Eight months on, however, employers and policymakers alike will need to show their people a clear, credible path to a better future if they wish to continue asking for personal sacrifice and be prepared to lead by example.

David Taylor

Benefits consulting director, Connor Broadley

What on first reading seems a question that has an "intuitive" response is more complex – it's more about the nature of leadership than executive pay strategy. Ordinarily (in other words, pre-Covid) executive pay is a relatively straightforward equation – you are responsible for the performance of your business and will be rewarded accordingly. Fundamentally, this hasn't changed, in that executives are paid to "respond, plan, lead, repeat" and are rewarded on the outcomes. An argument could be made, albeit not by me, that as this is more challenging than ever before, executive reward should be higher.
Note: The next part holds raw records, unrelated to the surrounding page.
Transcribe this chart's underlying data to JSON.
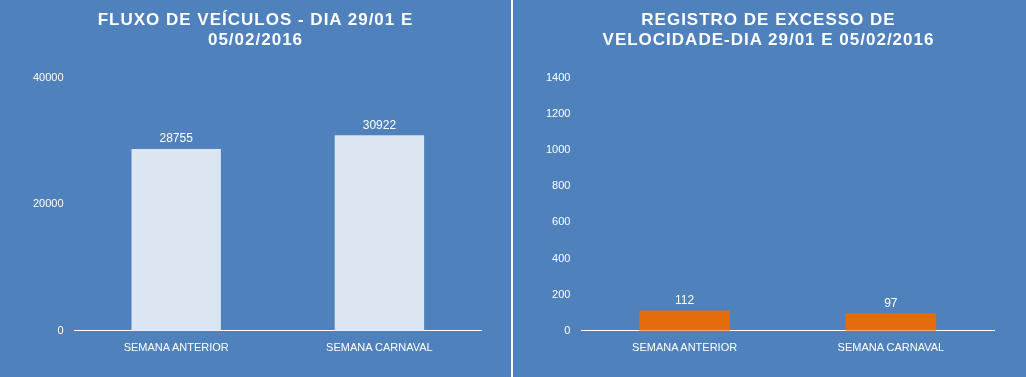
{
  "chart_data": [
    {
      "type": "bar",
      "title": "FLUXO DE VEÍCULOS - DIA 29/01 E 05/02/2016",
      "categories": [
        "SEMANA ANTERIOR",
        "SEMANA CARNAVAL"
      ],
      "values": [
        28755,
        30922
      ],
      "color": "#dce6f2",
      "ylim": [
        0,
        40000
      ],
      "yticks": [
        0,
        20000,
        40000
      ],
      "data_labels": true,
      "grid": false,
      "legend": false
    },
    {
      "type": "bar",
      "title": "REGISTRO DE EXCESSO DE VELOCIDADE-DIA 29/01 E 05/02/2016",
      "categories": [
        "SEMANA ANTERIOR",
        "SEMANA CARNAVAL"
      ],
      "values": [
        112,
        97
      ],
      "color": "#e46c0a",
      "ylim": [
        0,
        1400
      ],
      "yticks": [
        0,
        200,
        400,
        600,
        800,
        1000,
        1200,
        1400
      ],
      "data_labels": true,
      "grid": false,
      "legend": false
    }
  ]
}
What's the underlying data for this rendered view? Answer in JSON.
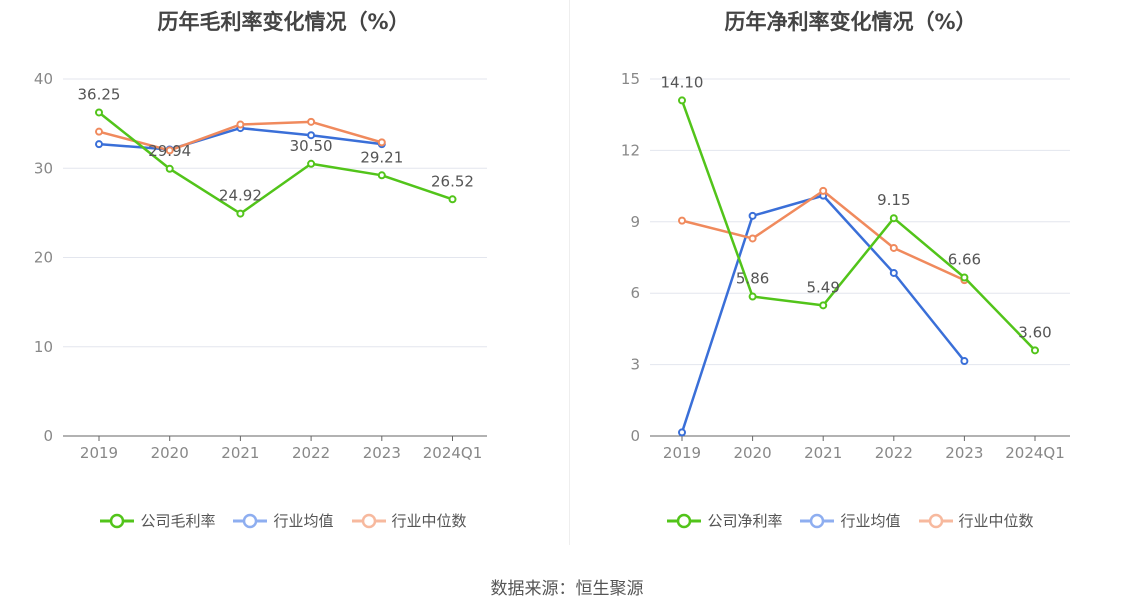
{
  "source": "数据来源：恒生聚源",
  "chart_data": [
    {
      "type": "line",
      "title": "历年毛利率变化情况（%）",
      "categories": [
        "2019",
        "2020",
        "2021",
        "2022",
        "2023",
        "2024Q1"
      ],
      "ylim": [
        0,
        40
      ],
      "yticks": [
        0,
        10,
        20,
        30,
        40
      ],
      "grid": true,
      "legend_position": "bottom",
      "series": [
        {
          "name": "公司毛利率",
          "color": "#52c41a",
          "values": [
            36.25,
            29.94,
            24.92,
            30.5,
            29.21,
            26.52
          ],
          "labels": [
            "36.25",
            "29.94",
            "24.92",
            "30.50",
            "29.21",
            "26.52"
          ]
        },
        {
          "name": "行业均值",
          "color": "#3a6fd8",
          "legend_color": "#8eaef0",
          "values": [
            32.7,
            32.1,
            34.5,
            33.7,
            32.7,
            null
          ],
          "labels": null
        },
        {
          "name": "行业中位数",
          "color": "#f08a5d",
          "legend_color": "#f7b99e",
          "values": [
            34.1,
            32.0,
            34.9,
            35.2,
            32.9,
            null
          ],
          "labels": null
        }
      ]
    },
    {
      "type": "line",
      "title": "历年净利率变化情况（%）",
      "categories": [
        "2019",
        "2020",
        "2021",
        "2022",
        "2023",
        "2024Q1"
      ],
      "ylim": [
        0,
        15
      ],
      "yticks": [
        0,
        3,
        6,
        9,
        12,
        15
      ],
      "grid": true,
      "legend_position": "bottom",
      "series": [
        {
          "name": "公司净利率",
          "color": "#52c41a",
          "values": [
            14.1,
            5.86,
            5.49,
            9.15,
            6.66,
            3.6
          ],
          "labels": [
            "14.10",
            "5.86",
            "5.49",
            "9.15",
            "6.66",
            "3.60"
          ]
        },
        {
          "name": "行业均值",
          "color": "#3a6fd8",
          "legend_color": "#8eaef0",
          "values": [
            0.15,
            9.25,
            10.1,
            6.85,
            3.15,
            null
          ],
          "labels": null
        },
        {
          "name": "行业中位数",
          "color": "#f08a5d",
          "legend_color": "#f7b99e",
          "values": [
            9.05,
            8.3,
            10.3,
            7.9,
            6.55,
            null
          ],
          "labels": null
        }
      ]
    }
  ]
}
A leadership fundamental is do the right things and be seen to do them, with integrity and humility. Leaders are expected to be in the thick of the action, in touch with the "real world" and the embodiment of the company's values. As we all know, perception is everything. A number of high-profile companies have reduced executive pay, with some donating the reduction to pandemic relief, whereas others have publicised pay reductions while putting long-term executive incentives in place linked to share price (which could benefit from Covid-related market volatility).

So I would answer the question with further questions: how do you choose to lead your business and what messages do you want to send? Will you be able to defend your position when "new normal" becomes "old normal"?

Esther Carder

Partner, Moore Kingston Smith

No, I don't think it is unfair for agencies to expect executives to play their part in weathering this storm, particularly seeing as most people are spending less cash anyhow. I have many clients at companies where all levels of staff have willingly accepted pay cuts as a better alternative than some of their team being made redundant – a real sense of "we are in this together". Doing this at executive level rightly sends out a signal of shared responsibility.

However, it also seems reasonable they have the chance to earn the pay cuts back if certain performance levels are achieved or take bonuses on top if performance turns out to be better than expected. Pay cuts at executive level can also, no doubt, keep a fair few more junior staff employed, keeping that talent within the business for further down the line, as and when things recover.